Die my love est avant tout un film sur la contamination psychique. Qui s’inscrit dans la lignée de grands classiques tels que Shining, basé lui aussi sur le classique repli en vue d’écrire, dans une maison et un isolement qui « rendent fou ». Qui se nimbe régulièrement, et superbement, d’un halo de mystère et de confusion évoquant Lynch et ses héroïnes psychiquement polyfracturées - le motard aux allures de fantôme qui semble épier, dans des séquences en nuit « américaine » hallucinées et hallucinantes de beauté, la jeune mère renvoie directement au cow-boy spectral de Mulholland Drive. Qui aborde la maternité comme avant cela Rosemary’s Baby - on songe aussi à Répulsion, autre inferno polanskien. Qui dissèque, enfin, et comme dans Eyes Wide Shut, le couple; de façon certes plus charcutière que le scalpel de la réalisation kubrickienne. Tous ces films basés sur un délire, Lynne Ramsay les conjugue au mixeur dans un univers très différent, moite et volontiers vulgaire, comme Tennessee Williams savait les recréer.
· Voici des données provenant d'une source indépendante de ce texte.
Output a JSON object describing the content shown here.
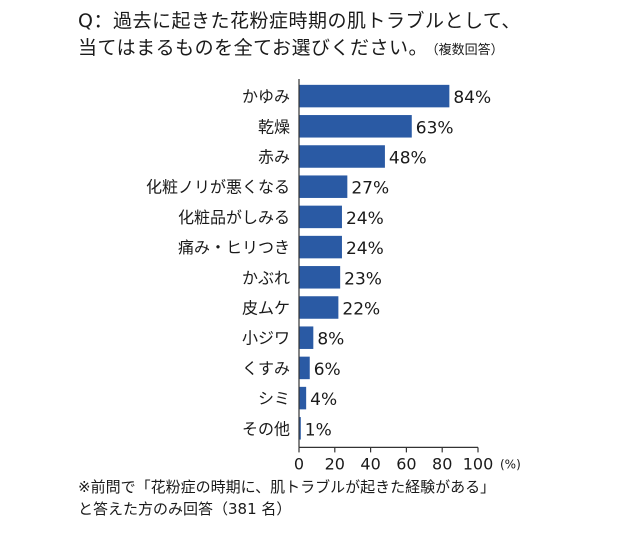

Jennifer Lawrence est ainsi plus proche d’une chatte sur un toit brûlant que d’une héroïne de Cassavetes, plus Liz Taylor que Mia Farrow.

Nous retenons avant tout le geste quasi anar qui semble résumer l’œuvre

Qui a peur de Lynne Ramsay ? On se le demande au final, tant le résultat, certes inégal et se complaisant par moments de ses propres boursouflures, n’a rien d’honteux. Peut-on encore accepter, dans cette époque où il faudrait effectivement rendre tout supportable, à la fois allégé et subtil, qu’une représentation de la souffrance psychique échappe à la vraisemblance clinique, se refuse au bon goût, se fasse l’écho d’une destructivité plus que d’un rétablissement ? Il ne s’agit même pas de se placer sur le terrain, multiple et complexe lui aussi, de la psychiatrie. Mais de reconnaître à l’Art le droit à l’outrance. Ou, tout simplement, celui de s’en foutre. 

https://www.whatsupdoc-lemag.fr/article/lautisme-au-cinema

Pour notre part, à l’issue de cette vision qui, entre conformisme, gêne et génie, se mérite, nous retenons avant tout le geste quasi anar qui semble résumer l’œuvre, et qui la conclut. En cela, plutôt que d’établir une filiation multiple avec de grands films « psychologiques », ou d’évaluer si le jeu de Jennifer Lawrence rend justice à celui de ses prédécesseuses ou le dénature, nous y avons vu une fable féroce, par moments comique, qui prend la radicalité écologique au pied de la lettre, dans un nihilisme rappelant furieusement, pour le coup, la fin du monde de Melancholia. Malheur à la planète dont la mère ne voudrait plus de ses enfants.